The US Federal Reserve looks likely to raise its key interest rate before the end of 2016, based on individual members' projections issued Wednesday.
The central bank balked, though, at taking immediate action, as its monetary policy committee decided to maintain very low interest rates, pending signs of higher inflation and further strengthening of the labour market.
In a statement, the Fed said that it "judges that the case for an increase in the [benchmark] federal funds rate has strengthened but decided, for the time being, to wait for further evidence of continued progress toward its objectives."
The Fed released a chart showing that 14 of the committee's 17 participants believe the "appropriate target range" for the benchmark rate will be higher than 0.5 per cent before the end the year. Only three people were recorded as projecting the current range - 0.25 to 0.5 per cent - through the end of 2016.
Similarly, 14 of the 17 participants expected that the key interest rates should top 1 per cent by the end of 2017.
The next monetary policy statement is due November 2, six days before general elections, making interest-rate adjustments unlikely for the Fed, which strives to remain above politics. The following meeting, which concludes December 14, is seen as the likely date for Fed action.
The Fed raised its benchmark interest rate in December 2015 from an unprecedented near-zero target - in place since the 2008 financial crisis - to a range of 0.25 to 0.5 per cent.
The median of Fed participants' US economic growth projections was 1.8 per cent for this year, and 2 per cent annually for 2017 and 2018.
The US economy grew in the April-July quarter at an annualized 1.1 per cent, well short of Wall Street expectations. The disappointing performance followed a first quarter in which expansion was just 0.8 per cent at an annual rate, according to the federal Bureau of Economic Analysis.
Chairwoman Janet Yellen said that Fed participants now see the neutral interest rate - or the monetary policy that would spur neither expansion nor contraction - as "currently quite low by historical standards." Therefore, the present rate below 0.5 per cent is "only modestly accommodative," she said.
The Fed's lack of action Wednesday "does not reflect a lack of confidence in the economy," Yellen said.
"But with labour market slack being taken up at a somewhat slower pace than in previous years, scope for some further improvement in the labor market remaining, and inflation continuing to run below our 2-per-cent target, we chose to wait for further evidence of continued progress toward our objectives."
The July employment report - which came out after the Fed's last meeting on July 26-27 - was strong, but August payroll data from the Bureau of Labour Statistics was weak, as the unemployment rate held steady at 4.9 per cent.
The Fed statement said that economic expansion "has picked up from the modest pace seen in the first half of this year," with "solid" job gains and strong growth in household spending.
Persistent very low inflation is due "partly" to past declines in energy prices and the stronger dollar, which has made imports less expensive for US consumers, the statement said.
Earlier Wednesday, the Bank of Japan announced a new tactic in its own long-running attempts to stoke inflation.
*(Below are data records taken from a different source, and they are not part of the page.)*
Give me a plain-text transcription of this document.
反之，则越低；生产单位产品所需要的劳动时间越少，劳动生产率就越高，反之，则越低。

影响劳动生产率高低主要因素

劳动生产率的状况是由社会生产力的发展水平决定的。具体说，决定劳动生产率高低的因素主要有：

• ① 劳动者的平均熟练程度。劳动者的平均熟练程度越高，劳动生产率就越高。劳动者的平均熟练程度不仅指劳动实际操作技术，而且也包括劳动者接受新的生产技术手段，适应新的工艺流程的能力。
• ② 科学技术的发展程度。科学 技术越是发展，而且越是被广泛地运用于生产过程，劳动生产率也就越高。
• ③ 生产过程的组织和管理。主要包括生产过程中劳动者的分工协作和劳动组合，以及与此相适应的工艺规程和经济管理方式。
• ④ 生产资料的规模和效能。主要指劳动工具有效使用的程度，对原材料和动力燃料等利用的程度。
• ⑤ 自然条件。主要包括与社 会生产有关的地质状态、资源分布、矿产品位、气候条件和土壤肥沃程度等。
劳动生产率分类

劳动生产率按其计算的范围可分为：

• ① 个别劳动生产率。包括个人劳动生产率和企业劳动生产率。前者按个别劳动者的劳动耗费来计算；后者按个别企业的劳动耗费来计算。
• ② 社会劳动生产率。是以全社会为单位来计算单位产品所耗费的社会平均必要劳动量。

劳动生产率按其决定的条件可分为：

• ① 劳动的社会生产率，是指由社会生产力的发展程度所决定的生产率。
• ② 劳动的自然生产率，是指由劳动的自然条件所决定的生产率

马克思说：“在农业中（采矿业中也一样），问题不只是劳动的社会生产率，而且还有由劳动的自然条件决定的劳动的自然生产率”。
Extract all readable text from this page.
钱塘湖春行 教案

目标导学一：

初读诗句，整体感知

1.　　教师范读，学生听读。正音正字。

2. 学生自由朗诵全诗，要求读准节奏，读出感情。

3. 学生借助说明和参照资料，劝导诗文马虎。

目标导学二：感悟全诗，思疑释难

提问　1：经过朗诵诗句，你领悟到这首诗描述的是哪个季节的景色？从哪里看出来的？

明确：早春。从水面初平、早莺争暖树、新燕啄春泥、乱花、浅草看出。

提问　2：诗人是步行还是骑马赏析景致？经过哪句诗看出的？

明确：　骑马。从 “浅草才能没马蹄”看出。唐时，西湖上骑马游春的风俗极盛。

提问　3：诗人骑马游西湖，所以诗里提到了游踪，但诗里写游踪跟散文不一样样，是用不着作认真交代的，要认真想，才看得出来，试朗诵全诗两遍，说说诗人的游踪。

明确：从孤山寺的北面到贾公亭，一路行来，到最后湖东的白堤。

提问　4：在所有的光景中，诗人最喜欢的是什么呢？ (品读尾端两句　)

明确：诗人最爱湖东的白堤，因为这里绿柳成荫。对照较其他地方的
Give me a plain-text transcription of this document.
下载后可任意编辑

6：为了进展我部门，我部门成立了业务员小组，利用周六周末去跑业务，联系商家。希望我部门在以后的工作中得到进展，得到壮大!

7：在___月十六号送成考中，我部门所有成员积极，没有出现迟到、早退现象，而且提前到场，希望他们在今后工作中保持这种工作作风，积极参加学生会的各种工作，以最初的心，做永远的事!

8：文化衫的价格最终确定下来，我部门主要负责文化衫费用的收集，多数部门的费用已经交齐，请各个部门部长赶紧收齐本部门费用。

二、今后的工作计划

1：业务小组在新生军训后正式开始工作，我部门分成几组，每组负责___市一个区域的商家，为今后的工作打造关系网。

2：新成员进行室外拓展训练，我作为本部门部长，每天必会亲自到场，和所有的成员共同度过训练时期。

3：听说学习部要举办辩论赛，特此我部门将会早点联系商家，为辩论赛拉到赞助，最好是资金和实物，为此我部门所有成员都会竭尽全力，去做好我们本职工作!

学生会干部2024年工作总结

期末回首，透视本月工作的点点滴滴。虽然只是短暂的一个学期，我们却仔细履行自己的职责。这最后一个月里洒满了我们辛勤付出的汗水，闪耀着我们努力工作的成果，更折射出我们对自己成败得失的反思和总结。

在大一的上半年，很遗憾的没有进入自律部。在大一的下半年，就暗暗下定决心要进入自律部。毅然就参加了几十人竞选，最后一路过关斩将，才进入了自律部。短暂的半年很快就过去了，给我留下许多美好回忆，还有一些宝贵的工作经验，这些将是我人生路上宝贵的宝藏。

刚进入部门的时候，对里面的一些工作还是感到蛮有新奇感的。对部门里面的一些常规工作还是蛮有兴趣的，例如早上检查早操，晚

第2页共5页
While continuing massive bond purchases, the central bank announced a policy to keep yields on government bonds stable at about zero, in hopes of forcing investors to seek returns in the real economy.
Japan has struggled for two decades to escape recurring deflationary cycles and spark economic growth.
Also Wednesday, the Organization for Economic Cooperation and Development (OECD) warned that the global economy is continuing to drag due to weak trade growth and the distorting effects of monetary policy on financial markets.
The Paris-based think tank said the global economy remains in a "low growth trap," partially exacerbated by monetary policy that distorts financial markets by keeping interest rates exceptionally low.
"Monetary policy is becoming over-burdened," OECD chief economist Catherine Mann said. "Countries must implement fiscal and structural policy actions to reduce the over-reliance on central banks and ensure opportunity and prosperity for future generations."